Most modern houses today now have solid concrete ground floors. These will typically be constructed using: –
Hardcore – a suitable filling material to make up the top soil removal and reduced level excavations.
Sand blinding – a layer of sand used to blind the top surface before the 1200 gauge DPM is placed down.
100 mm insulation sheets
100 mm concrete
50 to 75 mm screed.
It remains to be said that each set of plans may vary from architect to architect and the manner of construction they advise to follow may vary, but the above is pretty much standard construction so far as solid concrete floors are concerned. Years ago, it was not common practise to add insulation before pouring concrete whereas nowadays, you would not be allowed to proceed in laying a solid concrete floor in any living or dwelling space without the addition of it. Any BCO (Building Control Officer) will expect to see that you have or are using insulation in any new concrete floor that is to be laid.
I feel it also important to mention at this point that when you lay the DPM, it should be lapped up and over the course of bricks to where your DPC (Damp Proof Course) is to be laid.

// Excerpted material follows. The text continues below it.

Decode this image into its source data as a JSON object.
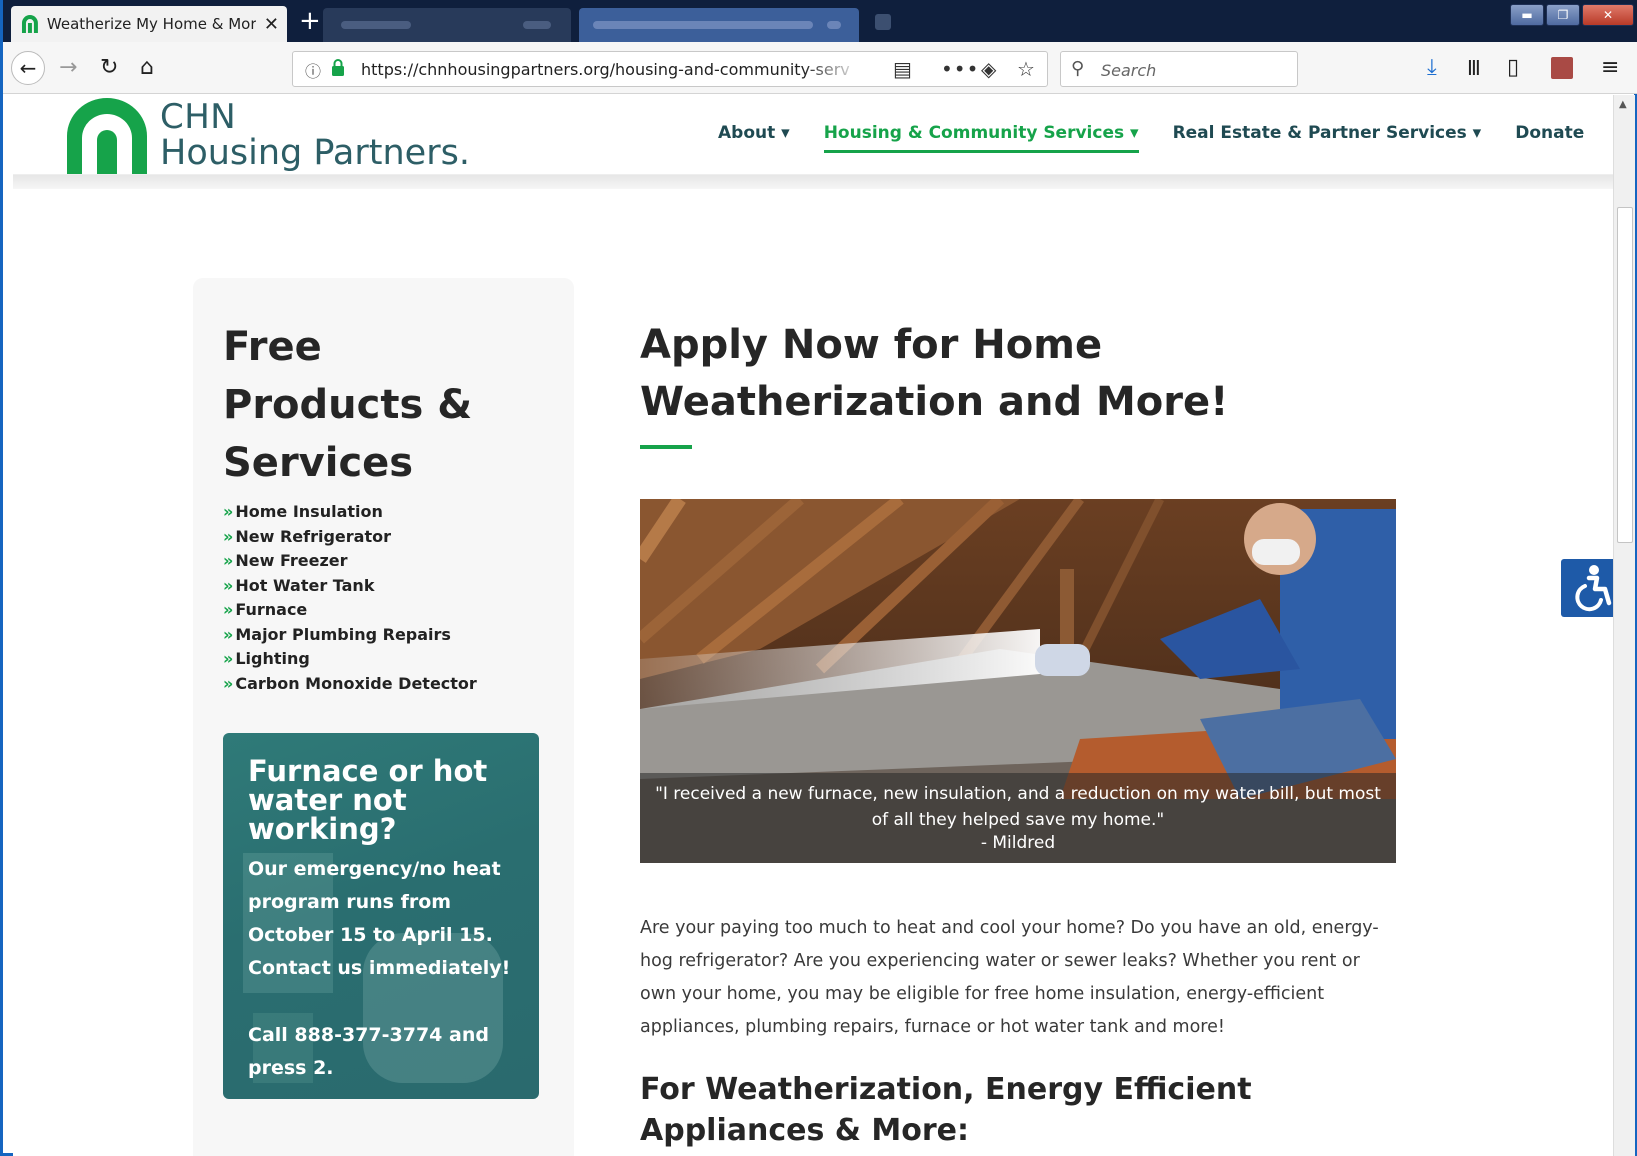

This will help prevent any chance of damp coming up from below. To finish the new concrete floor, if your designer has allowed for it, you will lay a 50 to 75 mm screed on top which will be trowelled closed. A 3:1 sand cement mix is typical for this with the addition of any additives.

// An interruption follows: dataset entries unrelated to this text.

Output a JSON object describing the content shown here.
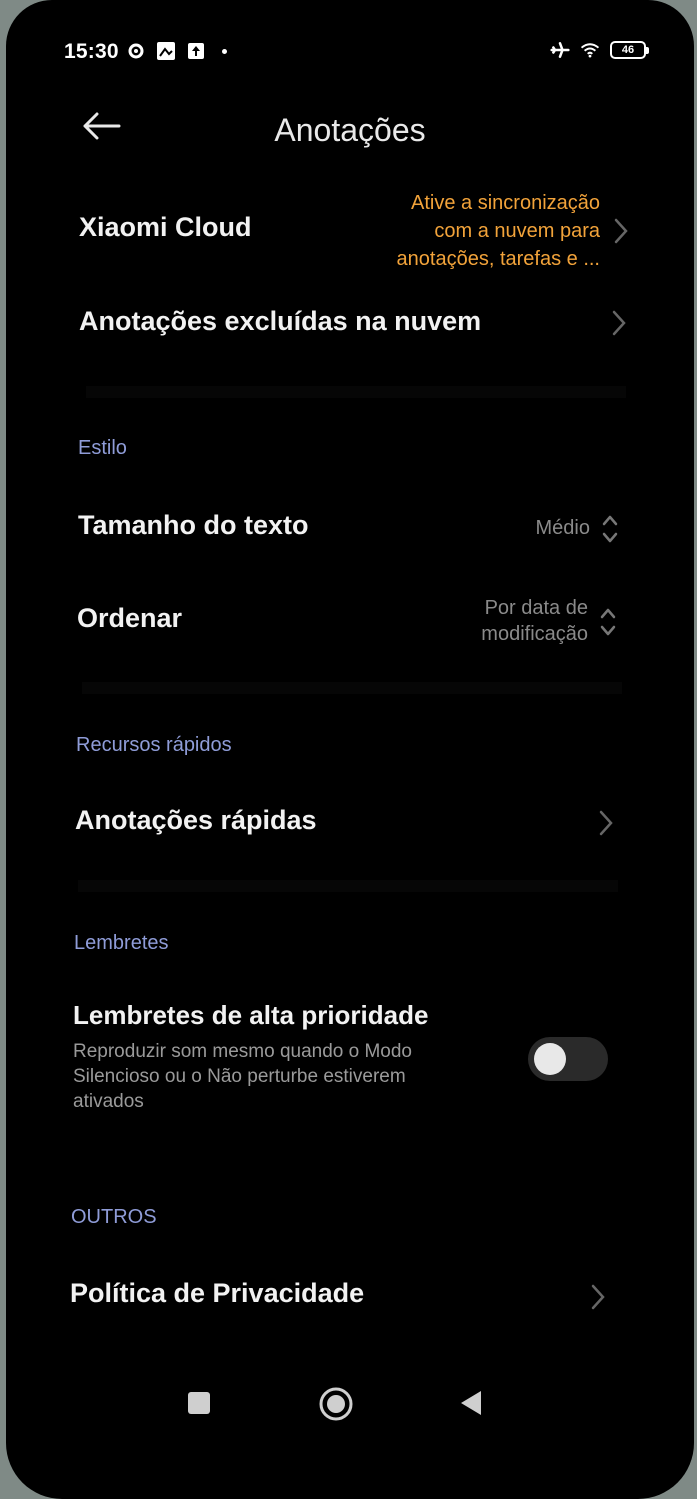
{
  "status_bar": {
    "time": "15:30",
    "battery": "46",
    "icons": [
      "settings-icon",
      "photo-icon",
      "upload-icon",
      "airplane-icon",
      "wifi-icon",
      "battery-icon"
    ]
  },
  "header": {
    "title": "Anotações"
  },
  "cloud": {
    "xiaomi_cloud_label": "Xiaomi Cloud",
    "sync_line1": "Ative a sincronização",
    "sync_line2": "com a nuvem para",
    "sync_line3": "anotações, tarefas e ...",
    "deleted_label": "Anotações excluídas na nuvem"
  },
  "style_section": {
    "header": "Estilo",
    "text_size_label": "Tamanho do texto",
    "text_size_value": "Médio",
    "sort_label": "Ordenar",
    "sort_value_line1": "Por data de",
    "sort_value_line2": "modificação"
  },
  "quick_section": {
    "header": "Recursos rápidos",
    "quick_notes_label": "Anotações rápidas"
  },
  "reminders_section": {
    "header": "Lembretes",
    "priority_label": "Lembretes de alta prioridade",
    "priority_desc_line1": "Reproduzir som mesmo quando o Modo",
    "priority_desc_line2": "Silencioso ou o Não perturbe estiverem",
    "priority_desc_line3": "ativados",
    "priority_enabled": false
  },
  "others_section": {
    "header": "OUTROS",
    "privacy_label": "Política de Privacidade"
  },
  "colors": {
    "background": "#000000",
    "accent_orange": "#f2a33a",
    "section_header": "#8f9cd8",
    "text_primary": "#f2f2f2",
    "text_secondary": "#8a8a8a"
  }
}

The top screed will look great once laid but a word of warning! You will need to protect it with a covering until you are going to lay your final floor finish. Make sure you allow the floor to fully cure and dry out properly before covering it. Protecting the floor is particularly important if you are on a construction site and other trades are still working there. Once ladders start getting used on top of it and tools are moved around, it won’t take long before the screed starts getting damaged in places. If it does become damaged you can always use a self levelling compound to smooth it out but it is far better to protect the floor in the first instance.